Die Verklärung auf dem
Berg Tabor und die Auferstehung werfen ihr Licht in die Stunde der Taufe
Jesu am Jordan. Licht geht ihm auf. Wesentliches zur eigenen Sendung und
Berufung wird ihm klar. Die Stimme vom Himmel bestätigt seine Berufung.
Auch in dieser Szene
steckt Frohe Botschaft:
„Du bist mein
geliebter Sohn!“
Wir dürfen dieses Wort auch auf uns hin hören und auf uns beziehen.
„Du bist mein
geliebter Sohn, meine geliebte Tochter.“
Das gilt für jeden
Getauften. Das sagt Gott auch zu uns.
Wir heißen nicht nur
Kinder Gottes, wir sind es!
Gott sagt Ja zu uns. Und
wir dürfen „Abba, Vater“ sagen.
Gott nimmt uns an, weil
er uns liebt. Aus dieser Gewissheit dürfen wir leben. Wir dürfen
vertrauen, egal was das Leben uns bringt.
Ahnen wir, welch großen
Reichtum Gott uns in seinem Sohn geschenkt hat? Ahnen wir, wie nahe Gott
uns gekommen ist in Jesus Christus? Ahnen wir, wie groß die Liebe Gottes
ist?

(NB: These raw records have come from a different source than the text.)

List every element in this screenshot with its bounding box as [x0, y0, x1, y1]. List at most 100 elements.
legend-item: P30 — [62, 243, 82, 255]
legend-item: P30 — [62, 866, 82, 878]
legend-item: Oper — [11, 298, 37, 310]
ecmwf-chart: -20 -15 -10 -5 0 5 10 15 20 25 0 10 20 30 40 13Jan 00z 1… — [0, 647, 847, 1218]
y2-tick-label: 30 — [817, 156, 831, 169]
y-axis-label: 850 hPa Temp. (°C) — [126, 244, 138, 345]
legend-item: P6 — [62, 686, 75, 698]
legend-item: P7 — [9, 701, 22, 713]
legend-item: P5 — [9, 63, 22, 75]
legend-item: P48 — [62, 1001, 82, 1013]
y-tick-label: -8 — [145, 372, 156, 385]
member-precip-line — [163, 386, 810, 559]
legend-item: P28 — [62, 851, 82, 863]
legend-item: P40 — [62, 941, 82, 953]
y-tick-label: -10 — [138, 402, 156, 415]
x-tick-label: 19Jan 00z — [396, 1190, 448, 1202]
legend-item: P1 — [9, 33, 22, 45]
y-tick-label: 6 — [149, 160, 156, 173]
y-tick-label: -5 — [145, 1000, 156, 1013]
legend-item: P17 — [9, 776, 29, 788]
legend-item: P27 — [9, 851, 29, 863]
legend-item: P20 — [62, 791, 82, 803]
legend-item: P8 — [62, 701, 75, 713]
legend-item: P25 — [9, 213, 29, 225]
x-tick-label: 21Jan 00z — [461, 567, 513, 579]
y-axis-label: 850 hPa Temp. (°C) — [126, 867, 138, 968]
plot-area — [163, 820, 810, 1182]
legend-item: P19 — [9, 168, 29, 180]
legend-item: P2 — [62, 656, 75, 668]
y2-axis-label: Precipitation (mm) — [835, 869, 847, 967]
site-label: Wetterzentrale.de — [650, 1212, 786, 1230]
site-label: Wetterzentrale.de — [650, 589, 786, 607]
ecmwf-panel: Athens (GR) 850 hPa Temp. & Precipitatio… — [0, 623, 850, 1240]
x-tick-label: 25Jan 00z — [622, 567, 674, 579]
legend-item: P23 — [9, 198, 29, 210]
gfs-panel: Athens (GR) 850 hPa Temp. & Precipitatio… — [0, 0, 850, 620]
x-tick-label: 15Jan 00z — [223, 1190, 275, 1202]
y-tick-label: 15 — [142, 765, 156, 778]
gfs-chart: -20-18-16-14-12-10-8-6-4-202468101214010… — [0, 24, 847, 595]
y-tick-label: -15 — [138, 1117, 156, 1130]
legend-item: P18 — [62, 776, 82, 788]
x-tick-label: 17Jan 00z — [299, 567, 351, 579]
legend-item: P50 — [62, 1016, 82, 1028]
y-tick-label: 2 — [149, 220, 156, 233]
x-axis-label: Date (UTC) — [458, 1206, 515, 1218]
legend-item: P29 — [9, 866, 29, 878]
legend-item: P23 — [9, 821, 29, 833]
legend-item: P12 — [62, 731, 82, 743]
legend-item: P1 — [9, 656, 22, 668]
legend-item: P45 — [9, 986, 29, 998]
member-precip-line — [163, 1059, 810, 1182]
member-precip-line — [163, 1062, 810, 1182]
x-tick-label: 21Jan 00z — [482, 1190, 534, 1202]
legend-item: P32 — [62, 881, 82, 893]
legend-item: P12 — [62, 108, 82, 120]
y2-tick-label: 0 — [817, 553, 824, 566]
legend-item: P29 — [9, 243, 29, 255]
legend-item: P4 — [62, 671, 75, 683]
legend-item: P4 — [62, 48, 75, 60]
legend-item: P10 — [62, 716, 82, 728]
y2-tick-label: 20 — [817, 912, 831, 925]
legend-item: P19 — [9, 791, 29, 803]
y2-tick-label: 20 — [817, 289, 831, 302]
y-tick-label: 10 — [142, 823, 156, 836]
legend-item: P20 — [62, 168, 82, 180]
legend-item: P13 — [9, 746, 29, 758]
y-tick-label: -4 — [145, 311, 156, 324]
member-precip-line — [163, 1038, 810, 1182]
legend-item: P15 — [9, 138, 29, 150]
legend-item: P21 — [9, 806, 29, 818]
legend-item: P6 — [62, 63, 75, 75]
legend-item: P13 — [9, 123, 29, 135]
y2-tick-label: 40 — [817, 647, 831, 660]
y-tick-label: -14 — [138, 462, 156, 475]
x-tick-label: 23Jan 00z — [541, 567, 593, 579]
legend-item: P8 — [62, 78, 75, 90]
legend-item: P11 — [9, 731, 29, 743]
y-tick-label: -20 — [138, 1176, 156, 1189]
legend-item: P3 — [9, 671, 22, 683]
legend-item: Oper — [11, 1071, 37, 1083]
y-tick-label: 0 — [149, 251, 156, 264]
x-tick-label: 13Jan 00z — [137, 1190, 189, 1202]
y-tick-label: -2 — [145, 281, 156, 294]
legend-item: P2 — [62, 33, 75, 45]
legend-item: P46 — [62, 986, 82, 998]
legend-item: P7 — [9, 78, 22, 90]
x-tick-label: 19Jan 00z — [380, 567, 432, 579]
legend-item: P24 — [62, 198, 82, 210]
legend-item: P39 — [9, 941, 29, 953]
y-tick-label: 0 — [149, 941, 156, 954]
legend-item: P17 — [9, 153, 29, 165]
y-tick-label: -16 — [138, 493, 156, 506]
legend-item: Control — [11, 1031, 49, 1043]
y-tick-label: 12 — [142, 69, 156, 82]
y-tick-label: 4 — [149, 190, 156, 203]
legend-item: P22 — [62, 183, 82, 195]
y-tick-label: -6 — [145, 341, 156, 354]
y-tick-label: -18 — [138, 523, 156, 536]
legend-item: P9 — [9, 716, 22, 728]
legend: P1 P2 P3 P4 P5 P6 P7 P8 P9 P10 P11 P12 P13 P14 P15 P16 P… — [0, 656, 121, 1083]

Ahnen wir, wieviel er es sich hat kosten lassen, um uns zu retten,
um uns herauszuholen aus Verlorenheit und Schuld?
Gott selbst ist in Jesus,
seinem Sohn, den Weg zu uns Menschen gegangen. In ihm hat er uns
gezeigt, was Liebe ist.
Bezeugen wir allen
Menschen, denen wir begegnen die Liebe des Vaters und die Schöpferkraft
seines Geistes – mit Worten und mehr noch in Taten!
Das kann heißen: Das
geknickte Rohr nicht brechen! Den glimmenden Docht nicht auslöschen!
Den Mitmenschen annehmen,
ihn zu verstehen suchen!
Sich vor jedem
Verurteilen hüten! Dem anderen immer wieder eine Chance geben!
Erbarmen haben,
Verzeihung gewähren, Liebe üben!
Tun wir, wie Jesus
getan hat!
Das ist eine Einladung,
damit auch über uns und unserer zerrissenen Welt, in der so viel Elend
herrscht und so viele Grausamkeiten geschehen, der Himmel offen bleibt.